両立しているかというと、もう少し家の事をやったほうがいいかなと思うのですが、こういう状況を子供達も理解してくれています。
「そら野テラス」が家族みたいになっているんですよね。スタッフ全員の名前を言えて、みんなと分け隔てなくおしゃべりをしたりして、楽しんでいるようです。家で待っているより「そら野テラス」に来たいという子供達なんです。ここに来ると美味しいものが食べられるっていうのもありますしね(笑)。
ただこれからは、受験があったり、思春期を迎えたり、どんどん難しい時期も出てくると思います。今のスタッフも若いママさんがたくさん居ますし、これから入ってくるであろう方も主婦の方が中心だと思いますので、そんな方達が両立しながら働ける職場を、私が率先しながら、家族の時間を大事にしつつ、バリバリ働ける環境づくりをしたいなと思いますね。

−「トネリコ」と「そら野デリカ」の加工部門の責任者として、そして、家庭も大切にするお母さんとして、スタッフ皆さんのお手本となるように、イキイキやっていきたいということですね。人生における「そら野テラス」という問いから、働く主婦としての大事な声を聞けたような気がします。

−最後に、「そら野テラス」に対する10年後の夢はお持ちですか。どんな風に育てていきたいですか。

どんどん大きくしていきたいというよりは、最初に思っていた夢をしっかりと実現させて、地道にコツコツ進んでいきたいです。

−社長や友和店長とはまた違った答えですね。視点が、女性ならではというか、瑠美子さんならではというか。

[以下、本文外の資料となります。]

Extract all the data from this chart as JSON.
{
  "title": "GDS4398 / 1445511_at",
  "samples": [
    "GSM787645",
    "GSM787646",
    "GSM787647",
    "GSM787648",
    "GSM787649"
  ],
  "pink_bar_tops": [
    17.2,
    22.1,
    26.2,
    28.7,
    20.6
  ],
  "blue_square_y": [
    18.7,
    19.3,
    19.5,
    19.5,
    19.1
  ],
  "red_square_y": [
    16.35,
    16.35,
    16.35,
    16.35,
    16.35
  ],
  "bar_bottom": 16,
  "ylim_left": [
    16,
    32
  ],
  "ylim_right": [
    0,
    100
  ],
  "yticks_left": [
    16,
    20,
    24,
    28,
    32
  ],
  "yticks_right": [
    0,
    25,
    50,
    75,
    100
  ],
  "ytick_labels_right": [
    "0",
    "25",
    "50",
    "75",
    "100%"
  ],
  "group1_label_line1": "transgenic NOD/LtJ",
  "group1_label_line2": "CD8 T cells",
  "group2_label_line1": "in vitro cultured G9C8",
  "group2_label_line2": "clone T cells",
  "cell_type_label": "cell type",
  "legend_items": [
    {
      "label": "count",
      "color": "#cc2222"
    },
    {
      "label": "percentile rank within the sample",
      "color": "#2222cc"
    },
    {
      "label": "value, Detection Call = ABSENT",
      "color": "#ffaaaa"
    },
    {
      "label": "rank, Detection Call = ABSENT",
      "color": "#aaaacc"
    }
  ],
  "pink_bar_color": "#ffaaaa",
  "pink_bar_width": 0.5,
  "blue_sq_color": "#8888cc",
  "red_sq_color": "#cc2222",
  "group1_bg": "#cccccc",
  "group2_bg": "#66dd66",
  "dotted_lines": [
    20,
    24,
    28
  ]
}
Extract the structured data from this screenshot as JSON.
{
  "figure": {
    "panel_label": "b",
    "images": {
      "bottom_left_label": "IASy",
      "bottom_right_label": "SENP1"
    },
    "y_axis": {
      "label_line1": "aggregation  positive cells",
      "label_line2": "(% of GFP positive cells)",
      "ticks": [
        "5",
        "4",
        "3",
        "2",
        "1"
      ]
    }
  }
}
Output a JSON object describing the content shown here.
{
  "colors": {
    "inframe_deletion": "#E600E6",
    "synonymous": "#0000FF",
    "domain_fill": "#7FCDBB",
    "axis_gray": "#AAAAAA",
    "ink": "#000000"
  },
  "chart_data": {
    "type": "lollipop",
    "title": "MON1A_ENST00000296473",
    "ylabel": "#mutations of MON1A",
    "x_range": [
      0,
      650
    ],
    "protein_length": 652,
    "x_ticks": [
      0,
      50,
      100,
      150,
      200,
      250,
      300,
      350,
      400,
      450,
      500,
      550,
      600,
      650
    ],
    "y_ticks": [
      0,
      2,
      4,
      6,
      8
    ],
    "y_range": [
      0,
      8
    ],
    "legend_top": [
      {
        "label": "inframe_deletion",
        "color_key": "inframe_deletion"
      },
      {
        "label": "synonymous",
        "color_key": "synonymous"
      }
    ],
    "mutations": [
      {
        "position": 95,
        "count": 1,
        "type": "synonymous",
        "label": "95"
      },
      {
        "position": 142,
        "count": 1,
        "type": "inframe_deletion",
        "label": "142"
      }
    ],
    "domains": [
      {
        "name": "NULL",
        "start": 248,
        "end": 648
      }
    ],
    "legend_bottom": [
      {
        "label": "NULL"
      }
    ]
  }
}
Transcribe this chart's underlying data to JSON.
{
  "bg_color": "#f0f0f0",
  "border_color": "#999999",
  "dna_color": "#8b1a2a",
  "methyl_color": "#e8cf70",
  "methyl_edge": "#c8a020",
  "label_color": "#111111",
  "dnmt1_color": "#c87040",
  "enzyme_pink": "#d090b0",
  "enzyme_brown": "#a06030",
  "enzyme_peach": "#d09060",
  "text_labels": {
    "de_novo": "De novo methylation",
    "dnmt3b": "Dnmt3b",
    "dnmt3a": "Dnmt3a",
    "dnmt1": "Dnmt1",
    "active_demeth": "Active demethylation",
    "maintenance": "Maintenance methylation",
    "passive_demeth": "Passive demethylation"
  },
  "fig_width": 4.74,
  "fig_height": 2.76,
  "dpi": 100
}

そうですね、でも彼らの考えを否定するわけではなくて、良いなと思えばもちろん、そちらの方向に進むと思います。

−当初思っていた事というのは、どういったことでしょうか。

ここが「地元のお母さんたちの憩いの場であり癒しの場」であってほしいと思っています。私もそうですが、くつろげる場所が欲しかったんです。見慣れた風景の中で、そんなにザワザワとするわけではなく、少し時間があったら「ちょっとそら野に行こうか」という感じの場所にしたいなあって。

−そこは友和店長も同じような感覚をお持ちですよね。ゆったりとした空間にしたいという。来ていただいた方の気持ちに沿うように育てていきたいということですね。

(先ほどの瑠美子さんの「お母さんとして」の言葉を受けて)---社長--- 一番俺が気にしているところは、スタッフに無理をさせないというところなんです。とにかく今、うちのスタッフは子育てをしている人が多いから、あまり負担をかけたくないんです。子供が親を必要とする時期はわずかです。でもそのわずかな時間こそ、子供にちゃんと接してあげることが大事で、その時間が少なくなればなるほど、子供にストレスを与えているんだと思います。子供を育てていくためには、我々、親に、ある程度の余裕がある環境にしていかないといけないと思っています。人間を育てるということが一番大事な仕事なんだから、そこが外れてしまうと企業としてはダメだと思っています。だから無理は言わない。ゆっくりと進めるのが大事だと思う。子供が必要としている時間はそんなに長くはないし、そのうち子供は親から離れていく。その間「ゆっくりと子供達と接する時間を作る」ということを大事にしてほしいと思っています。

ダイナミックに変わっていこう、というよりは、自然と出来ることを進めていくということですね。ありがとうございました。